A Munich court has rejected inheritance claims made by a cousin of Cornelius Gurlitt, a reclusive art collector who died at the age of 81 this past May, to Gurlitt’s collection of over 1,000 artworks, The New York Times reports. Before he died, Gurlitt had willed his art trove—comprised of works by Gauguin, Renoir, Monet, and Cézanne, originally purchased by his father for an art museum Hitler was planning—to the Kunstmuseum Bern in Switzerland. According to a statement released on the court’s website, the court has ruled that ownership belongs to the museum, dismissing the cousin’s claims that Gurlitt was unable to make a will at the time of its signing.

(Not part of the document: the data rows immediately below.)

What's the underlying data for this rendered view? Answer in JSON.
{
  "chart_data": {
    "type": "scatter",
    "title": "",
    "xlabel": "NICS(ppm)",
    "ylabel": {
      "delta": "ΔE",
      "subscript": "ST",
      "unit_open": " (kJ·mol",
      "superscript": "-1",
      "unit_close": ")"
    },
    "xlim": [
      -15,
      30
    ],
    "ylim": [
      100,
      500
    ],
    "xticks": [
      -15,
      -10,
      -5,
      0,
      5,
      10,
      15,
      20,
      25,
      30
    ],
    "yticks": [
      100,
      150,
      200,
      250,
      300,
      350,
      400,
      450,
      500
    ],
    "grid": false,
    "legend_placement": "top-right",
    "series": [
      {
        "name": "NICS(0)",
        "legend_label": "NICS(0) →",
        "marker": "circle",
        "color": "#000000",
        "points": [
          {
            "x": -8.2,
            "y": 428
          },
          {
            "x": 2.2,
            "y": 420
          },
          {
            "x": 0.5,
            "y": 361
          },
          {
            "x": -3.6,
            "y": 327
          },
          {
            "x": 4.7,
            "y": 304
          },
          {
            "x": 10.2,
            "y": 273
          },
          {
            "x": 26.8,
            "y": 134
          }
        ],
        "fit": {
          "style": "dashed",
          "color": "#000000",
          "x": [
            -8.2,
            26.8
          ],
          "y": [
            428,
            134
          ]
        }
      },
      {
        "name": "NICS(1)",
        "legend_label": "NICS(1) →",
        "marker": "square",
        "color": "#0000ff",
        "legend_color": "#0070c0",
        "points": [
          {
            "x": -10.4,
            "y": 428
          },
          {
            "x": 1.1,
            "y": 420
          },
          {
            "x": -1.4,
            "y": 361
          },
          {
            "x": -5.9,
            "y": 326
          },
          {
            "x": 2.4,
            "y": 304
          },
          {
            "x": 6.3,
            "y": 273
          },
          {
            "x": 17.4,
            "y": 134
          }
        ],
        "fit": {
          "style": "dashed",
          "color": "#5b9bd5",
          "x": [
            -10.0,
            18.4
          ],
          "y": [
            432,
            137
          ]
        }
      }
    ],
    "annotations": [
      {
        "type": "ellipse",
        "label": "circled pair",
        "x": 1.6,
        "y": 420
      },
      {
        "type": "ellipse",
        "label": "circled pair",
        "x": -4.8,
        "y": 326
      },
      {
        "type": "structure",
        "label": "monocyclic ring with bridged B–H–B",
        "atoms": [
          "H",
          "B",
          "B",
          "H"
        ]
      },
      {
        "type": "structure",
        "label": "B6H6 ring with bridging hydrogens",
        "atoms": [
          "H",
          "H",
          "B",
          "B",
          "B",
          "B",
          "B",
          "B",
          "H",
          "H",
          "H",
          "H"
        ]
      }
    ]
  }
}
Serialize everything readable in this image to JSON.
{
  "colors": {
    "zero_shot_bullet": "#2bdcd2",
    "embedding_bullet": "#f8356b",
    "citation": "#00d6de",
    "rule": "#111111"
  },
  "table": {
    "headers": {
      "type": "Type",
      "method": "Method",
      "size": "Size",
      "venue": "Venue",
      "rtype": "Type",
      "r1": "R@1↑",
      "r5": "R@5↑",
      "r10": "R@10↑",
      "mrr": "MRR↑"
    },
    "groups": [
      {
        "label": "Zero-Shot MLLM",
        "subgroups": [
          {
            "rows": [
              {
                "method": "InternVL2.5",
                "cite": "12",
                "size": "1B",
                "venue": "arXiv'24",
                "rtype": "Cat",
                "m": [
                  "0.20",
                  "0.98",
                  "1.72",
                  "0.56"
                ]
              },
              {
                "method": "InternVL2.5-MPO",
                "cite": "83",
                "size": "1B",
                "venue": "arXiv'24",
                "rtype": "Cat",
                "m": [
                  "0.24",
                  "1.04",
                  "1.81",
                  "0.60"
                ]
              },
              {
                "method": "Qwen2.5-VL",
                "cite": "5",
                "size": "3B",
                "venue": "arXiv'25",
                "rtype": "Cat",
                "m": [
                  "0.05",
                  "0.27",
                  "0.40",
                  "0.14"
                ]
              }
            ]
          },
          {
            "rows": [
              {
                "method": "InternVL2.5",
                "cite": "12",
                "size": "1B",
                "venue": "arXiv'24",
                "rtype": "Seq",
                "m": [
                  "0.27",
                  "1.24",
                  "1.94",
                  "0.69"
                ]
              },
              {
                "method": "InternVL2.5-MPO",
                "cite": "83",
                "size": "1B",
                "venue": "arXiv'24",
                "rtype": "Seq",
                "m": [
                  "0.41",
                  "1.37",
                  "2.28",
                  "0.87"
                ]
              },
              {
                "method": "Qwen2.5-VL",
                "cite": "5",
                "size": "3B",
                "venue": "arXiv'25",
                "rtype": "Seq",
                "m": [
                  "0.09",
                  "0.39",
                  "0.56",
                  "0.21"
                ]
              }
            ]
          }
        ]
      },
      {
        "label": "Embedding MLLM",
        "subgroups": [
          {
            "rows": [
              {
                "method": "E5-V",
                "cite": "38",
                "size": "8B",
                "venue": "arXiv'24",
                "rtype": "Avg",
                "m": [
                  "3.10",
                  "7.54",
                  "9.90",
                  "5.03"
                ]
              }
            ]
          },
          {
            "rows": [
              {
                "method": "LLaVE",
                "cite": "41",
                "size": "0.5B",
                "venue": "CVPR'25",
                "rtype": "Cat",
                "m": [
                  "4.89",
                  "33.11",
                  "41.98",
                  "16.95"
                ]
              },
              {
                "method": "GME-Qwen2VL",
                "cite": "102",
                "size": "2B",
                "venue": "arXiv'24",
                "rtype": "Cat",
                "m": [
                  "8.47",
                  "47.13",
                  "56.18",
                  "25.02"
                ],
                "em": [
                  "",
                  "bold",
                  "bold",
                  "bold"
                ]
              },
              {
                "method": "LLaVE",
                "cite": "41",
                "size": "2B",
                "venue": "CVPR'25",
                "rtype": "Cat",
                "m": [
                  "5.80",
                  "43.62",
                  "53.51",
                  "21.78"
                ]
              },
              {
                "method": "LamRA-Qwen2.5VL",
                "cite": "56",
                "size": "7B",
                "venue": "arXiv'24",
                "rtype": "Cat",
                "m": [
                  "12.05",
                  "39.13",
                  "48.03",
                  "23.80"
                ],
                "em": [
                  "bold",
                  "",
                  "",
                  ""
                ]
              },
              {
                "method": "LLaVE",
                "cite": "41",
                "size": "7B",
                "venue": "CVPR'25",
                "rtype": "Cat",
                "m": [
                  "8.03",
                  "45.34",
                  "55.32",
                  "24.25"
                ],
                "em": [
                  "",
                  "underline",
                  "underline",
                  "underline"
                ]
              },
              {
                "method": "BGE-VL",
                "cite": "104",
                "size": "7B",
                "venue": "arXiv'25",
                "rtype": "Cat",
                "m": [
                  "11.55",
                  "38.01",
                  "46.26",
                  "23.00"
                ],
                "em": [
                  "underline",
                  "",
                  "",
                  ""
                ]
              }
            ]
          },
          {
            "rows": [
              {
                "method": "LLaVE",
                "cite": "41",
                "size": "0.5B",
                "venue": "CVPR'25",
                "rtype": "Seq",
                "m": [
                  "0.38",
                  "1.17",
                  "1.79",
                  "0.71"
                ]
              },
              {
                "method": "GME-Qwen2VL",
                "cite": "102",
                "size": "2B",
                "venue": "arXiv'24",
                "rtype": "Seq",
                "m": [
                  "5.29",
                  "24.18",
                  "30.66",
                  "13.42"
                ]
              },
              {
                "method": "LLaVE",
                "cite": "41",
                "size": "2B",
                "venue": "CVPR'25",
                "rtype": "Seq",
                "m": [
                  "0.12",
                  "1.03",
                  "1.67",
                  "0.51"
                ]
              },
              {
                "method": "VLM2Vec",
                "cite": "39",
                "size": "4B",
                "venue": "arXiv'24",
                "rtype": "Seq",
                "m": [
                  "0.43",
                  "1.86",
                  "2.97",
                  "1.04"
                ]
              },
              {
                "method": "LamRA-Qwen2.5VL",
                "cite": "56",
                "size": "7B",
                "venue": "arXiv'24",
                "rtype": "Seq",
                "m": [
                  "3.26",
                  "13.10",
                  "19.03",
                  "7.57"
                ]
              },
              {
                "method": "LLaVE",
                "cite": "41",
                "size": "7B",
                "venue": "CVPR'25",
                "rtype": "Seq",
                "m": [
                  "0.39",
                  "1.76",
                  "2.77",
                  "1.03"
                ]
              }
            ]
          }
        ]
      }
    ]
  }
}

The works were rediscovered back in 2012 during a routine tax investigation of Gurlitt’s house. Afterwards, the article states,
The trove was discovered in 2012, when tax officers searched Mr. Gurlitt’s house as part of a routine tax investigation. The German government had kept the discovery a secret, but a German journalist learned of the investigation in late 2013.
The Kunstmuseum Bern signed an agreement accepting the works from the state of Bavaria in November. The museum was preparing to accept the trove when a lawsuit by Uta Werner, a cousin of Mr. Gurlitt, blocked their transfer that same month.
The museum has set up a task force to investigate which of the works might have been looted from Jewish families. It has already identified several such pieces, including one by Matisse, and the museum plans to return them to the families of the original owners.
Werner has one month to appeal the court’s decision.